The pattern of E2F1 and c-myb immunoreactivities in the CA1 region is different from those in the CA2/3 region of the gerbil hippocampus induced by transient ischemia.

In this study, we examined transient ischemia-induced changes in transcription factor E2F1 and c-myb expressions in the gerbil hippocampus after 5 min of transient forebrain ischemia.
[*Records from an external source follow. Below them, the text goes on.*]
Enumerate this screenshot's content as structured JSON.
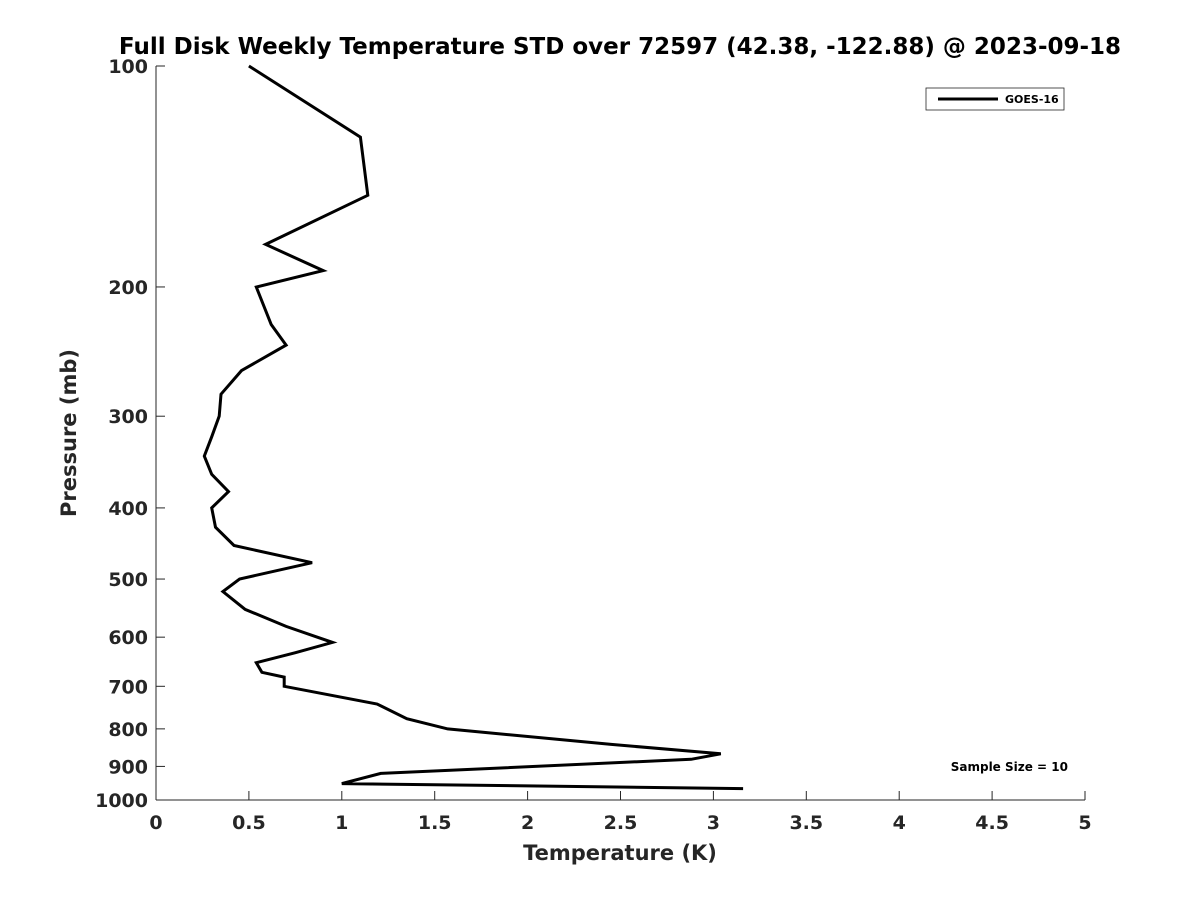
{
  "chart_data": {
    "type": "line",
    "title": "Full Disk Weekly Temperature STD over 72597 (42.38, -122.88) @ 2023-09-18",
    "xlabel": "Temperature (K)",
    "ylabel": "Pressure (mb)",
    "xlim": [
      0,
      5
    ],
    "ylim": [
      100,
      1000
    ],
    "y_scale": "log",
    "y_reversed": true,
    "x_ticks": [
      "0",
      "0.5",
      "1",
      "1.5",
      "2",
      "2.5",
      "3",
      "3.5",
      "4",
      "4.5",
      "5"
    ],
    "y_ticks": [
      "100",
      "200",
      "300",
      "400",
      "500",
      "600",
      "700",
      "800",
      "900",
      "1000"
    ],
    "grid": false,
    "legend_position": "top-right",
    "annotation": "Sample Size = 10",
    "series": [
      {
        "name": "GOES-16",
        "color": "#000000",
        "points": [
          [
            0.5,
            100
          ],
          [
            1.1,
            125
          ],
          [
            1.14,
            150
          ],
          [
            0.59,
            175
          ],
          [
            0.9,
            190
          ],
          [
            0.54,
            200
          ],
          [
            0.62,
            225
          ],
          [
            0.7,
            240
          ],
          [
            0.46,
            260
          ],
          [
            0.35,
            280
          ],
          [
            0.34,
            300
          ],
          [
            0.3,
            320
          ],
          [
            0.26,
            340
          ],
          [
            0.3,
            360
          ],
          [
            0.39,
            380
          ],
          [
            0.3,
            400
          ],
          [
            0.32,
            425
          ],
          [
            0.42,
            450
          ],
          [
            0.84,
            475
          ],
          [
            0.45,
            500
          ],
          [
            0.36,
            520
          ],
          [
            0.48,
            550
          ],
          [
            0.7,
            580
          ],
          [
            0.95,
            610
          ],
          [
            0.75,
            630
          ],
          [
            0.54,
            650
          ],
          [
            0.57,
            670
          ],
          [
            0.69,
            680
          ],
          [
            0.69,
            700
          ],
          [
            1.19,
            740
          ],
          [
            1.35,
            775
          ],
          [
            1.57,
            800
          ],
          [
            2.45,
            840
          ],
          [
            3.04,
            865
          ],
          [
            2.88,
            880
          ],
          [
            1.21,
            920
          ],
          [
            1.0,
            950
          ],
          [
            3.16,
            965
          ]
        ]
      }
    ]
  }
}
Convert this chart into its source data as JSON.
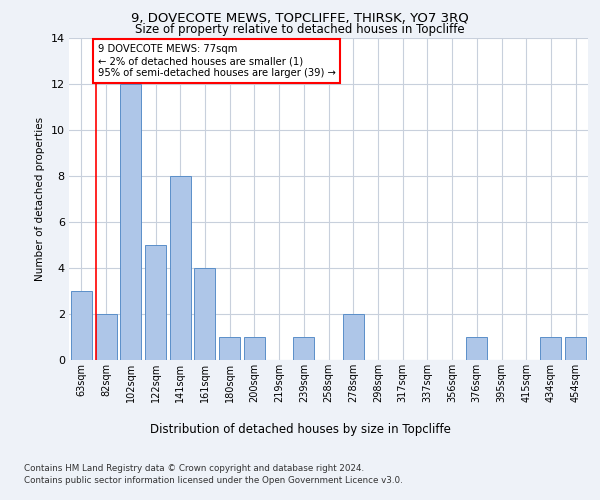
{
  "title": "9, DOVECOTE MEWS, TOPCLIFFE, THIRSK, YO7 3RQ",
  "subtitle": "Size of property relative to detached houses in Topcliffe",
  "xlabel": "Distribution of detached houses by size in Topcliffe",
  "ylabel": "Number of detached properties",
  "categories": [
    "63sqm",
    "82sqm",
    "102sqm",
    "122sqm",
    "141sqm",
    "161sqm",
    "180sqm",
    "200sqm",
    "219sqm",
    "239sqm",
    "258sqm",
    "278sqm",
    "298sqm",
    "317sqm",
    "337sqm",
    "356sqm",
    "376sqm",
    "395sqm",
    "415sqm",
    "434sqm",
    "454sqm"
  ],
  "values": [
    3,
    2,
    12,
    5,
    8,
    4,
    1,
    1,
    0,
    1,
    0,
    2,
    0,
    0,
    0,
    0,
    1,
    0,
    0,
    1,
    1
  ],
  "bar_color": "#aec6e8",
  "bar_edge_color": "#5b8fc9",
  "red_line_x": 0.575,
  "annotation_text": "9 DOVECOTE MEWS: 77sqm\n← 2% of detached houses are smaller (1)\n95% of semi-detached houses are larger (39) →",
  "annotation_box_color": "white",
  "annotation_box_edge_color": "red",
  "ylim": [
    0,
    14
  ],
  "yticks": [
    0,
    2,
    4,
    6,
    8,
    10,
    12,
    14
  ],
  "footer_line1": "Contains HM Land Registry data © Crown copyright and database right 2024.",
  "footer_line2": "Contains public sector information licensed under the Open Government Licence v3.0.",
  "bg_color": "#eef2f8",
  "plot_bg_color": "#ffffff",
  "grid_color": "#c8d0dc"
}
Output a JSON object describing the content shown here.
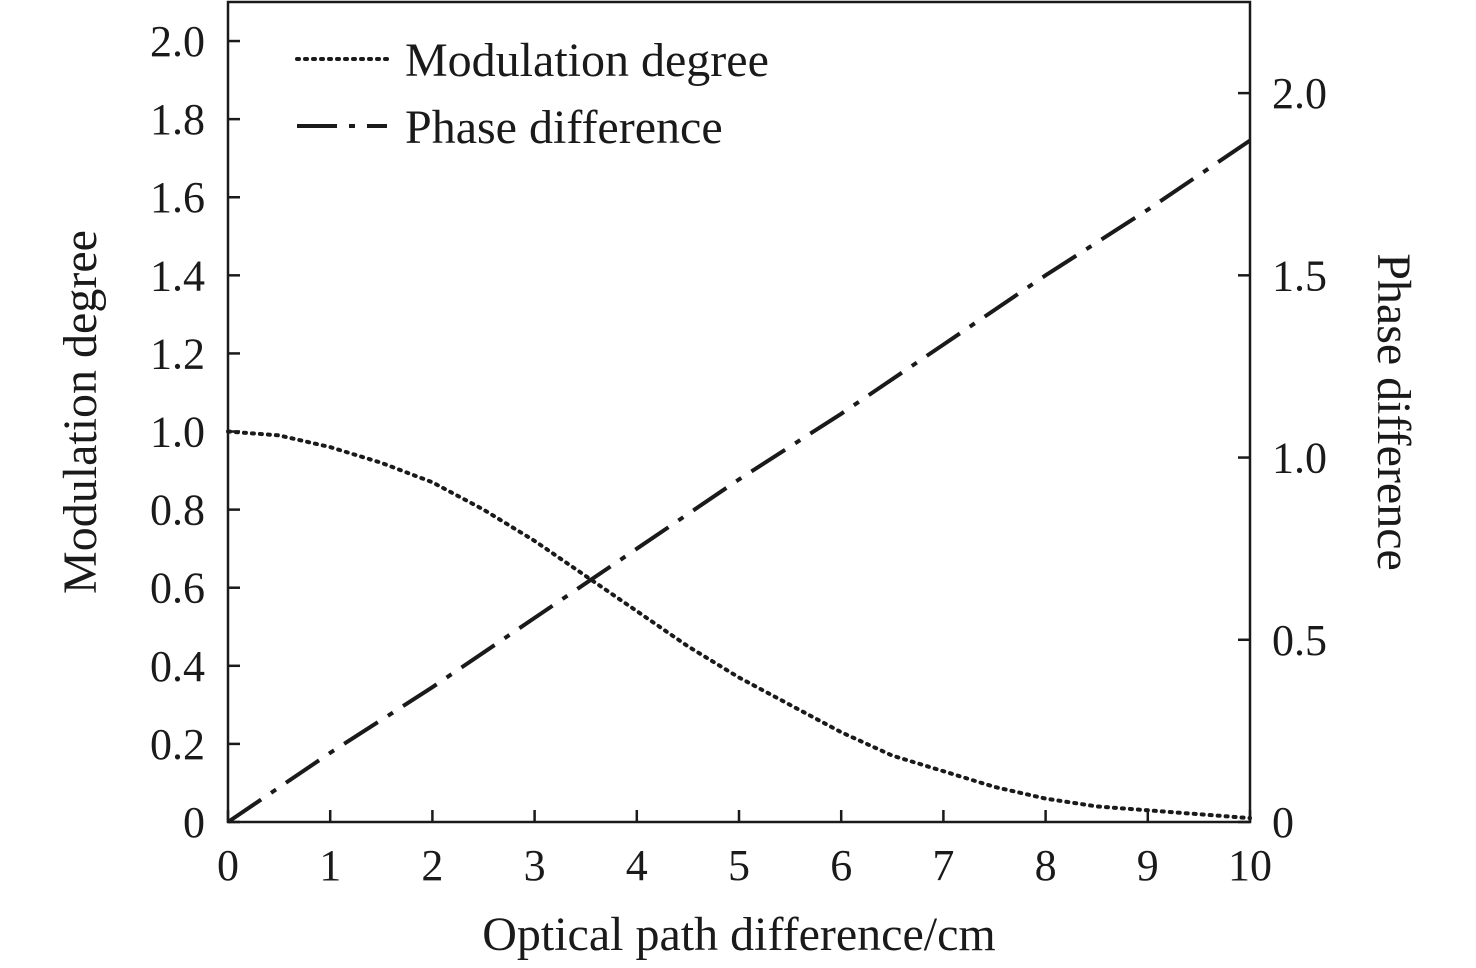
{
  "chart_data": {
    "type": "line",
    "title": "",
    "xlabel": "Optical path difference/cm",
    "ylabel_left": "Modulation degree",
    "ylabel_right": "Phase difference",
    "xlim": [
      0,
      10
    ],
    "ylim_left": [
      0,
      2.1
    ],
    "ylim_right": [
      0,
      2.25
    ],
    "x_ticks": [
      0,
      1,
      2,
      3,
      4,
      5,
      6,
      7,
      8,
      9,
      10
    ],
    "x_tick_labels": [
      "0",
      "1",
      "2",
      "3",
      "4",
      "5",
      "6",
      "7",
      "8",
      "9",
      "10"
    ],
    "y_left_ticks": [
      0,
      0.2,
      0.4,
      0.6,
      0.8,
      1.0,
      1.2,
      1.4,
      1.6,
      1.8,
      2.0
    ],
    "y_left_tick_labels": [
      "0",
      "0.2",
      "0.4",
      "0.6",
      "0.8",
      "1.0",
      "1.2",
      "1.4",
      "1.6",
      "1.8",
      "2.0"
    ],
    "y_right_ticks": [
      0,
      0.5,
      1.0,
      1.5,
      2.0
    ],
    "y_right_tick_labels": [
      "0",
      "0.5",
      "1.0",
      "1.5",
      "2.0"
    ],
    "grid": false,
    "legend_position": "top-left",
    "series": [
      {
        "name": "Modulation degree",
        "axis": "left",
        "style": "dotted",
        "color": "#1a1a1a",
        "x": [
          0,
          0.5,
          1,
          1.5,
          2,
          2.5,
          3,
          3.5,
          4,
          4.5,
          5,
          5.5,
          6,
          6.5,
          7,
          7.5,
          8,
          8.5,
          9,
          9.5,
          10
        ],
        "values": [
          1.0,
          0.99,
          0.96,
          0.92,
          0.87,
          0.8,
          0.72,
          0.63,
          0.54,
          0.45,
          0.37,
          0.3,
          0.23,
          0.17,
          0.13,
          0.09,
          0.06,
          0.04,
          0.03,
          0.02,
          0.01
        ]
      },
      {
        "name": "Phase difference",
        "axis": "right",
        "style": "dash-dot",
        "color": "#1a1a1a",
        "x": [
          0,
          1,
          2,
          3,
          4,
          5,
          6,
          7,
          8,
          9,
          10
        ],
        "values": [
          0.0,
          0.19,
          0.37,
          0.56,
          0.75,
          0.94,
          1.12,
          1.31,
          1.5,
          1.68,
          1.87
        ]
      }
    ]
  }
}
E2F1 immunoreactivity significantly increased in the CA1 region 6-12 h after ischemia/reperfusion. c-myb immunoreactivity increased mainly in CA1 pyramidal cells with time by 12 h after ischemia. Thereafter, E2F1 and c-myb immunoreactivities significantly decreased compared to those in the 12 h post-ischemic group. Four days after ischemia/reperfusion, E2F1 and c-myb immunoreactivities were detected in non-pyramidal cells. Ten days after ischemia, c-myb immunoreactivity increased again: at this time, astrocytes as well as non-pyramidal cells showed E2F1 and c-myb immunoreactivities. In the CA2/3 region, E2F1 and c-myb immunoreactivities mainly changed in non-pyramidal cells, and 10 days after ischemia, c-myb immunoreactivity was not expressed in astrocytes. In conclusion, E2F1 and c-myb significantly alter in pyramidal cells and express in astrocytes in the gerbil hippocampal CA1 region after transient ischemia. These results indicate that E2F1 and c-myb in the CA1 region after ischemic damage may be associated with delayed neuronal death.